When examining the nuances of institutional reporting, the key is to ‘know your consumer’. What reporting data should asset managers expose to institutional investors and what data should they control? The ultimate objective for reporting system vendors is supporting asset managers in effectively servicing their clients, asserts Abbey Shasore, CEO, Factbook.

 

Understanding Exposure Requirements

‘What data do I need to expose and what data am I being asked for’ represents a crucial consideration for asset managers reporting to institutional investors. These questions may appear identical but are fundamentally different.

The exposure level required by an institutional investor differs significantly from that of a private investor. Consider a pension fund with a substantial mandate approaching an asset manager known for strength in emerging market debt. The same pension fund might approach another asset manager for North American large caps based on specific expertise.

The information the asset owner wishes to track will vary considerably between large caps (primarily equity-based) and emerging market debt (mostly fixed income and debt derivative products). This basic comparison reveals immediate differences in exposure requirements.
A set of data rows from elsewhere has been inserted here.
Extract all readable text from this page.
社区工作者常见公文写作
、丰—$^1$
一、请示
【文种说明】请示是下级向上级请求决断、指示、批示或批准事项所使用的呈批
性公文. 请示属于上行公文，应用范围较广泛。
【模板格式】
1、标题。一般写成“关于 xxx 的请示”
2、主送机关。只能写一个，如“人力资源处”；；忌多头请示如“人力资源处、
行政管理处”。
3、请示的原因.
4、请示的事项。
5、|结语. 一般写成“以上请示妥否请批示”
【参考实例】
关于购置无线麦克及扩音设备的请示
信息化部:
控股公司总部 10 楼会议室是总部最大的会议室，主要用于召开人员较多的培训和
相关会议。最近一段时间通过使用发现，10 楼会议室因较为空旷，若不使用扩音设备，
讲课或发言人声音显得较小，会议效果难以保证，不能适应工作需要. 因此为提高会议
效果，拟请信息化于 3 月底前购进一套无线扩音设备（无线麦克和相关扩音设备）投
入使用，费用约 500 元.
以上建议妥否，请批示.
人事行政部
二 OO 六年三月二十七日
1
Asset owners typically request reporting information they can analyse and interrogate, or information that provides assurance that the asset manager’s strategies are succeeding. This performance data is generally monitored quarterly, with asset managers occasionally being asked if improved indicators are available.

The Vendor Perspective

From a vendor’s viewpoint, asset managers rarely seek guidance on what data to expose to asset owners. Instead, they want assurance that when data requirements or sources and providers of that data change, vendors can accommodate these amendments. The data may require different calculations or filtering, and asset managers need confidence that vendors can deliver this information within specific timeframes.

This pressure peaks when asset managers secure new mandates. They must be exceptionally responsive when learning what asset owners expect to see in monthly or quarterly reports. Asset managers need confidence in their access to required data through in-house or external vendor reporting systems and that their operations teams possess the necessary capacity. Asset owners want careful control over the supplied information, specific datapoints, and presentation methods – they won’t accept generic reports as interim solutions.

 

Data Control Considerations

An obvious data control consideration for asset managers is benchmark selection. While asset owners retain final veto power, asset managers typically make recommendations on sector averages.

Another scenario involves investment managers handling multiple funds for third parties. Asset owners might request total exposure for particular asset classes, such as US equities or Canadian steel. Locating this data under certain conditions may not be straightforward, creating challenges for vendors in generating solutions.

Vendors might also support clients with data exposure when dealing with investment management firms having multiple subsidiaries or affiliates that maintain strong individual brands and operate independently.

While some client reports might be produced centrally, finding a universal report format satisfying all subsidiaries’ requirements may initially seem impossible. Vendors must demonstrate flexibility and technology capabilities allowing each affiliate or partner to represent their individual perspective.

 

Meeting Evolving Demands

The investment management world is populated by assertive professionals – asset owners rightfully make demands of their asset managers and won’t request reporting data merely out of tradition.

Asset managers frequently discuss with vendors the process of implementing report changes – would they depend on the vendor, or would they handle modifications themselves? They may require identical data but viewed through different lenses.

Conclusion

In support of asset managers and their responsibility for data exposure to institutional clients, reporting vendors face three primary challenges: determining data origin, understanding its presentation at the point of contact, and demonstrating technological capability to meet requirements swiftly. This means representing data according to asset owner specifications.

Vendors must show that despite challenges related to different data types in consumption and representation within institutional reports, they can effectively address these challenges when viewing data from various perspectives. The ability to rapidly adapt to changing requirements and present information through different lenses is what distinguishes truly effective reporting solutions in today’s institutional investment landscape.